ECLI:NL:CRVB:2024:1546
Centrale Raad van Beroep
- Hoger beroep
- Rechtspraak.nl
Weigering IVA-uitkering en voortzetting WGA-uitkering wegens niet-duurzame arbeidsongeschiktheid
In deze zaak gaat het om de weigering van het Uitvoeringsinstituut werknemersverzekeringen (Uwv) om appellant per 13 januari 2022 een IVA-uitkering toe te kennen, omdat zijn volledige arbeidsongeschiktheid niet duurzaam zou zijn. Appellant had eerder een loongerelateerde WGA-uitkering ontvangen, maar na een melding van toegenomen klachten heeft het Uwv besloten om de WGA-uitkering ongewijzigd voort te zetten. Appellant heeft hiertegen bezwaar gemaakt, maar het Uwv heeft dit ongegrond verklaard. De rechtbank heeft het beroep van appellant tegen dit besluit ongegrond verklaard, wat appellant heeft doen besluiten om in hoger beroep te gaan.

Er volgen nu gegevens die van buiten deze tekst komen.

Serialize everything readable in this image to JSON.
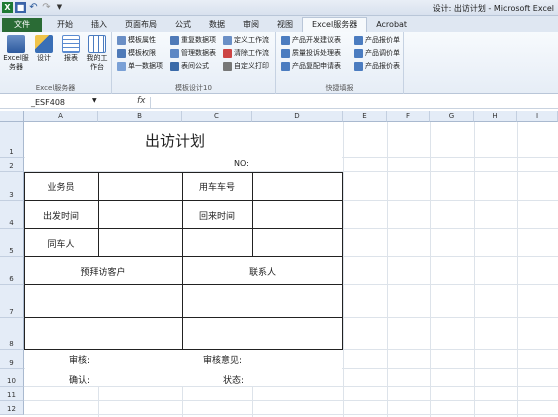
{
  "window": {
    "title": "设计: 出访计划 - Microsoft Excel",
    "qat": {
      "logo": "X",
      "undo_icon": "undo-icon",
      "redo_icon": "redo-icon"
    }
  },
  "tabs": [
    "文件",
    "开始",
    "插入",
    "页面布局",
    "公式",
    "数据",
    "审阅",
    "视图",
    "Excel服务器",
    "Acrobat"
  ],
  "active_tab": "Excel服务器",
  "ribbon": {
    "group1": {
      "label": "Excel服务器",
      "buttons": [
        "Excel服务器",
        "设计",
        "报表",
        "我的工作台"
      ]
    },
    "group2": {
      "label": "模板设计10",
      "items": [
        "模板属性",
        "模板权限",
        "单一数据项",
        "重复数据项",
        "管理数据表",
        "表间公式",
        "定义工作流",
        "清除工作流",
        "自定义打印"
      ]
    },
    "group3": {
      "label": "快捷填报",
      "items": [
        "产品开发建议表",
        "质量投诉处理表",
        "产品复配申请表",
        "产品报价单",
        "产品调价单",
        "产品报价表"
      ]
    }
  },
  "formula_bar": {
    "name_box": "_ESF408",
    "fx": "fx",
    "value": ""
  },
  "columns": [
    "A",
    "B",
    "C",
    "D",
    "E",
    "F",
    "G",
    "H",
    "I"
  ],
  "rows": [
    "1",
    "2",
    "3",
    "4",
    "5",
    "6",
    "7",
    "8",
    "9",
    "10",
    "11",
    "12"
  ],
  "sheet": {
    "title": "出访计划",
    "no_label": "NO:",
    "salesperson": "业务员",
    "car_number": "用车车号",
    "depart_time": "出发时间",
    "return_time": "回来时间",
    "companion": "同车人",
    "planned_clients": "预拜访客户",
    "contact": "联系人",
    "review": "审核:",
    "review_opinion": "审核意见:",
    "confirm": "确认:",
    "status": "状态:"
  },
  "colors": {
    "file_tab": "#2a6b35",
    "header_bg": "#e4ecf7",
    "ribbon_bg": "#eaf0f7"
  }
}
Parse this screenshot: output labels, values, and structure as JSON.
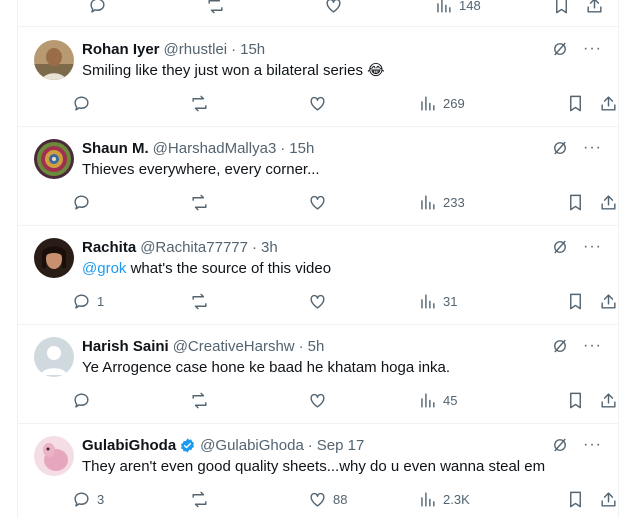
{
  "top_actions": {
    "views": "148"
  },
  "tweets": [
    {
      "name": "Rohan Iyer",
      "handle": "@rhustlei",
      "time": "15h",
      "text": "Smiling like they just won a bilateral series 😂",
      "replies": "",
      "retweets": "",
      "likes": "",
      "views": "269",
      "avatar": "avatar-photo-man"
    },
    {
      "name": "Shaun M.",
      "handle": "@HarshadMallya3",
      "time": "15h",
      "text": "Thieves everywhere, every corner...",
      "replies": "",
      "retweets": "",
      "likes": "",
      "views": "233",
      "avatar": "avatar-mandala"
    },
    {
      "name": "Rachita",
      "handle": "@Rachita77777",
      "time": "3h",
      "mention": "@grok",
      "text": " what's the source of this video",
      "replies": "1",
      "retweets": "",
      "likes": "",
      "views": "31",
      "avatar": "avatar-photo-woman"
    },
    {
      "name": "Harish Saini",
      "handle": "@CreativeHarshw",
      "time": "5h",
      "text": "Ye Arrogence case hone ke baad he khatam hoga inka.",
      "replies": "",
      "retweets": "",
      "likes": "",
      "views": "45",
      "avatar": "avatar-default"
    },
    {
      "name": "GulabiGhoda",
      "handle": "@GulabiGhoda",
      "time": "Sep 17",
      "verified": true,
      "text": "They aren't even good quality sheets...why do u even wanna steal em",
      "replies": "3",
      "retweets": "",
      "likes": "88",
      "views": "2.3K",
      "avatar": "avatar-pink-horse"
    }
  ],
  "separator": "·",
  "more_label": "···",
  "colors": {
    "link": "#1d9bf0",
    "secondary": "#536471",
    "verified": "#1d9bf0"
  }
}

Tijdens de zitting op 4 juli 2024 is appellant verschenen, bijgestaan door zijn advocaat, terwijl het Uwv werd vertegenwoordigd door een gemachtigde. De Raad heeft de zaak beoordeeld aan de hand van de feiten en omstandigheden, waarbij de duurzaamheid van de arbeidsongeschiktheid op de datum in geding, 13 januari 2022, centraal stond. De Raad heeft vastgesteld dat de verzekeringsarts bezwaar en beroep de mentale arbeidsbeperkingen van appellant niet duurzaam heeft geacht, en dat er nog steeds mogelijkheden voor verbetering zijn, ondanks de lange behandelgeschiedenis van appellant.

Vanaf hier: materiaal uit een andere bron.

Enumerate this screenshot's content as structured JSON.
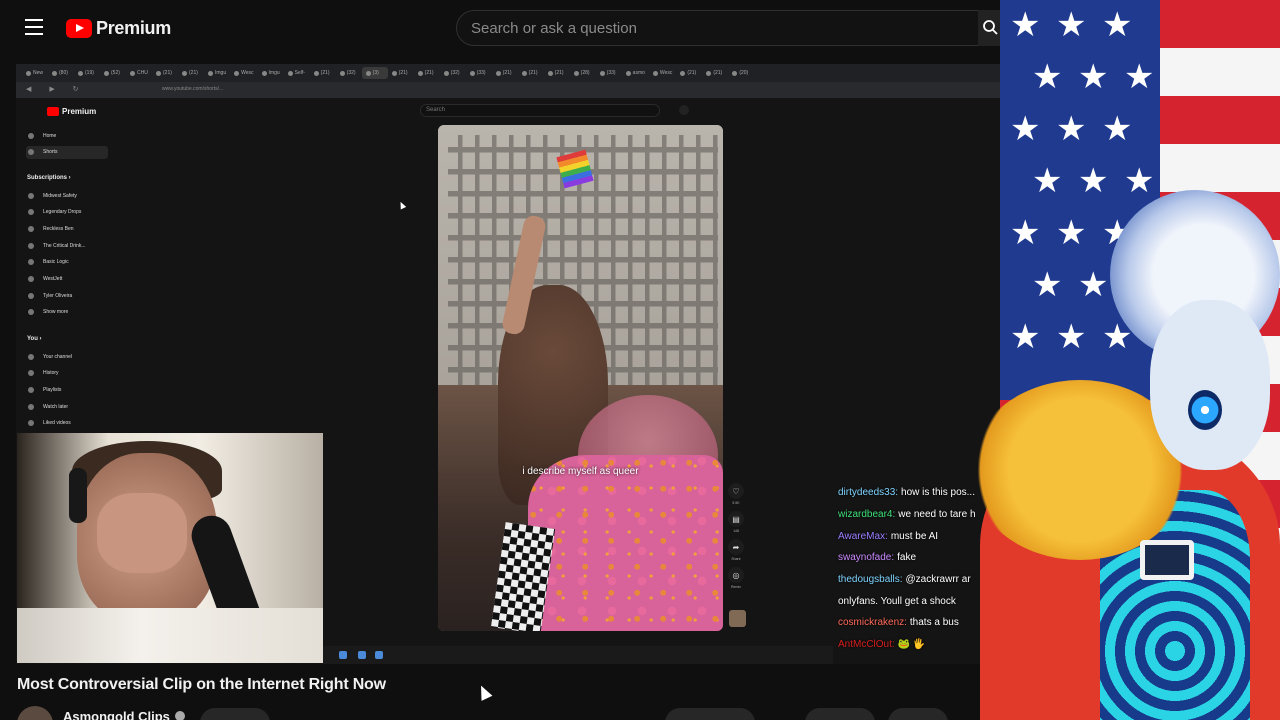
{
  "header": {
    "logo_text": "Premium",
    "search_placeholder": "Search or ask a question"
  },
  "inner_browser": {
    "tabs": [
      "New",
      "(80)",
      "(19)",
      "(52)",
      "CHU",
      "(21)",
      "(21)",
      "Imgu",
      "Wesc",
      "Imgu",
      "Self-",
      "(21)",
      "(32)",
      "(3)",
      "(21)",
      "(21)",
      "(32)",
      "(33)",
      "(21)",
      "(21)",
      "(21)",
      "(28)",
      "(33)",
      "asmo",
      "Wesc",
      "(21)",
      "(21)",
      "(20)"
    ],
    "active_tab_index": 13,
    "url": "www.youtube.com/shorts/..."
  },
  "inner_youtube": {
    "logo_text": "Premium",
    "search_placeholder": "Search",
    "nav": [
      {
        "label": "Home",
        "icon": "home-icon"
      },
      {
        "label": "Shorts",
        "icon": "shorts-icon",
        "active": true
      }
    ],
    "subscriptions_heading": "Subscriptions",
    "subscriptions": [
      "Midwest Safety",
      "Legendary Drops",
      "Reckless Ben",
      "The Critical Drink...",
      "Basic Logic",
      "WestJett",
      "Tyler Oliveira",
      "Show more"
    ],
    "you_heading": "You",
    "you_items": [
      "Your channel",
      "History",
      "Playlists",
      "Watch later",
      "Liked videos"
    ]
  },
  "short": {
    "caption": "i describe myself as queer",
    "actions": [
      {
        "icon": "like-icon",
        "label": "5.5K"
      },
      {
        "icon": "comment-icon",
        "label": "148"
      },
      {
        "icon": "share-icon",
        "label": "Share"
      },
      {
        "icon": "remix-icon",
        "label": "Remix"
      }
    ]
  },
  "chat": [
    {
      "user": "dirtydeeds33",
      "color": "#7fd4ff",
      "msg": "how is this pos..."
    },
    {
      "user": "wizardbear4",
      "color": "#3ee07a",
      "msg": "we need to tare h"
    },
    {
      "user": "AwareMax",
      "color": "#9a7cff",
      "msg": "must be AI"
    },
    {
      "user": "swaynofade",
      "color": "#c98aff",
      "msg": "fake"
    },
    {
      "user": "thedougsballs",
      "color": "#7fd4ff",
      "msg": "@zackrawrr ar"
    },
    {
      "user": "",
      "color": "#ffffff",
      "msg": "onlyfans. Youll get a shock"
    },
    {
      "user": "cosmickrakenz",
      "color": "#ff6a5a",
      "msg": "thats a bus"
    },
    {
      "user": "AntMcClOut",
      "color": "#d81e1e",
      "msg": "🐸 🖐"
    }
  ],
  "video": {
    "title": "Most Controversial Clip on the Internet Right Now",
    "channel": "Asmongold Clips"
  }
}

De Raad heeft geconcludeerd dat de rechtbank terecht het bestreden besluit in stand heeft gelaten. Het hoger beroep van appellant is afgewezen, wat betekent dat de ongewijzigde voortzetting van de WGA-uitkering in stand blijft. Appellant krijgt geen vergoeding voor zijn proceskosten en het betaalde griffierecht, aangezien het hoger beroep niet slaagde.